The John and Olaf was found heavily iced up, but floating, coffee cups still on the table.

The John and Olaf was found heavily iced up, but floating, coffee cups still on the table.

The John and Olaf was a big 85’ shrimp dragger, a modern steel vessel, fishing out of Kodiak in the 1970s, and operated by two popular fishermen, John Blaalid and Olaf Welzien. In early 1973, they were fishing, with four men aboard in the Puale Bay area of the Alaska Peninsula when they encountered severe icing conditions with winds over a hundred miles an hour. Concerned that their boat was about to capsize, they radioed a mayday distress call and got into their life raft.
The Coast Guard contacted a nearby crabber, the big 170’ Shelikof Strait, a small tanker that had been converted into a crabber, and asked the skipper, George Johnson, to go into Puale Bay to try to rescue the crew. But when they came around the point, winds Skipper Johnson estimated at 150 miles an hour, pushed his boat sideways and made it impossible for him to enter the bay.
Above him a four engine Coast Guard C-130 also trying to find the lost crabbers, but at 700’ the pilot reported getting into heavy icing spray and had to abandon the search.

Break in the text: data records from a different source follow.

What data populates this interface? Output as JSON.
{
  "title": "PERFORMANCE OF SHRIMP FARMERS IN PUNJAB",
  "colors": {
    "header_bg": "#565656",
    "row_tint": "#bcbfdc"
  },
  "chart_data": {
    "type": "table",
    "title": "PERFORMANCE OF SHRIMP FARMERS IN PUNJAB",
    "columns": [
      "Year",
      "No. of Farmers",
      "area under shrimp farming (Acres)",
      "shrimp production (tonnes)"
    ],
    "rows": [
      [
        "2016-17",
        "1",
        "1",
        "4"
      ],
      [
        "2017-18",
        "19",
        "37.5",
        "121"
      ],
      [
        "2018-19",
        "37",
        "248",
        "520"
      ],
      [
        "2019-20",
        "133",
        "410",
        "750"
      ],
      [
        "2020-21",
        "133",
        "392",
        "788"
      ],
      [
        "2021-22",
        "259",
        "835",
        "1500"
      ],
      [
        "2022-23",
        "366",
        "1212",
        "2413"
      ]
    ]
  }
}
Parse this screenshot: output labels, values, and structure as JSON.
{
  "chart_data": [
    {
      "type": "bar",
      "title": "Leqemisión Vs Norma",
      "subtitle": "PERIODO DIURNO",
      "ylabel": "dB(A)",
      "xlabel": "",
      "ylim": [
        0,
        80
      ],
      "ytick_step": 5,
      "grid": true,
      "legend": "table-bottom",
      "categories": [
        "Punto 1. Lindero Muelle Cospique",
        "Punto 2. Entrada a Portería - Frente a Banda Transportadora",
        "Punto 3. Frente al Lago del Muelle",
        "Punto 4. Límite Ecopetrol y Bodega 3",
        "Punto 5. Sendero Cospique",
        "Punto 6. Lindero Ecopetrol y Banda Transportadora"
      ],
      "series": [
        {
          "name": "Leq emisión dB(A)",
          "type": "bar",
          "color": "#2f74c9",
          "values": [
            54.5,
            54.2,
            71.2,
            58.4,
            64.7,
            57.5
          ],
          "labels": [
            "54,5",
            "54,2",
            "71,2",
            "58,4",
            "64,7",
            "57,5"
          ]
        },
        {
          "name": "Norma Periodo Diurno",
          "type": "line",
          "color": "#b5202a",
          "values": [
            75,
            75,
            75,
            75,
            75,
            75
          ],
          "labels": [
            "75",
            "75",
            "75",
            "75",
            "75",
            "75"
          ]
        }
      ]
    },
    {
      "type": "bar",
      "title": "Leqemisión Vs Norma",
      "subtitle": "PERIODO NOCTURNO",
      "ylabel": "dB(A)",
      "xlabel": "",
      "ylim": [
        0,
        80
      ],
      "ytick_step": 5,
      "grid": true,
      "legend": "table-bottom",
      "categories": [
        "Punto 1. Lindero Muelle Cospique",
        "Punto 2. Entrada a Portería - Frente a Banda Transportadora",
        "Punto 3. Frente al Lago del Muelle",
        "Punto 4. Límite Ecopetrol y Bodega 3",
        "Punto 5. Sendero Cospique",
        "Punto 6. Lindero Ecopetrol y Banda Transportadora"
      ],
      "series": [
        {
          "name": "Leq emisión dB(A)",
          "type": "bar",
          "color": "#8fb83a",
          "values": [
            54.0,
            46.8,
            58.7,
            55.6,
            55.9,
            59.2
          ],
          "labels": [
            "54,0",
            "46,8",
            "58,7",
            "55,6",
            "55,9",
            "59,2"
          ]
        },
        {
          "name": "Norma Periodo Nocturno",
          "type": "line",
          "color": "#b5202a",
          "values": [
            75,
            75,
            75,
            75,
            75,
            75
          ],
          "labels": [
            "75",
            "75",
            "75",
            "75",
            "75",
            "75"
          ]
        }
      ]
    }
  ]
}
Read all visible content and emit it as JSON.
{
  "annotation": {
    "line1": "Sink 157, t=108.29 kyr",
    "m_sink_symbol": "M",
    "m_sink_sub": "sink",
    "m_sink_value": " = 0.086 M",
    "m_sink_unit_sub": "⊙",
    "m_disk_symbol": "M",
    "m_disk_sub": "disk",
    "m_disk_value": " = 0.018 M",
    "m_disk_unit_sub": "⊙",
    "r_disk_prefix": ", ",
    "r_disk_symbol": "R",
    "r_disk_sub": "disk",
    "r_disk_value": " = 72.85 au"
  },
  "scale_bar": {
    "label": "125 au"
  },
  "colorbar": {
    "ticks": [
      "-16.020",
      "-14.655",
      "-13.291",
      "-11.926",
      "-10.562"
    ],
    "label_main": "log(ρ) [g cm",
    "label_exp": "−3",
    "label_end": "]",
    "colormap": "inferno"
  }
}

A Bad Place: Southern Shelikof Strait.

A Bad Place: Southern Shelikof Strait.


48 hours were to pass before the wind eased for searchers to get into Puale Bay. They found the John and Olaf gently bumping the bottom near the shore, heavily covered with ice but still floating. The men’s coffee cups were still on the table, but the crew was never found.
Ever since then that section of the Alaska coast has been nicknamed John and Olaf Country.
Since then, skippers have become more cognizant of the dangers posed by high wind and bitter cold. But sometimes conditions especially in this area are too ferocious for even the best equipped vessels, as shown by the loss of the 135’ crabber Scandies Rose here on New Year’s Eve, 2019. Four men were lost, but amazingly two were rescued by a Coast Guard chopper operating in 60 knot winds, 20’ seas and 10˚ temperatures, dropping a rescue swimmer to help the two fishermen into the rescue basket.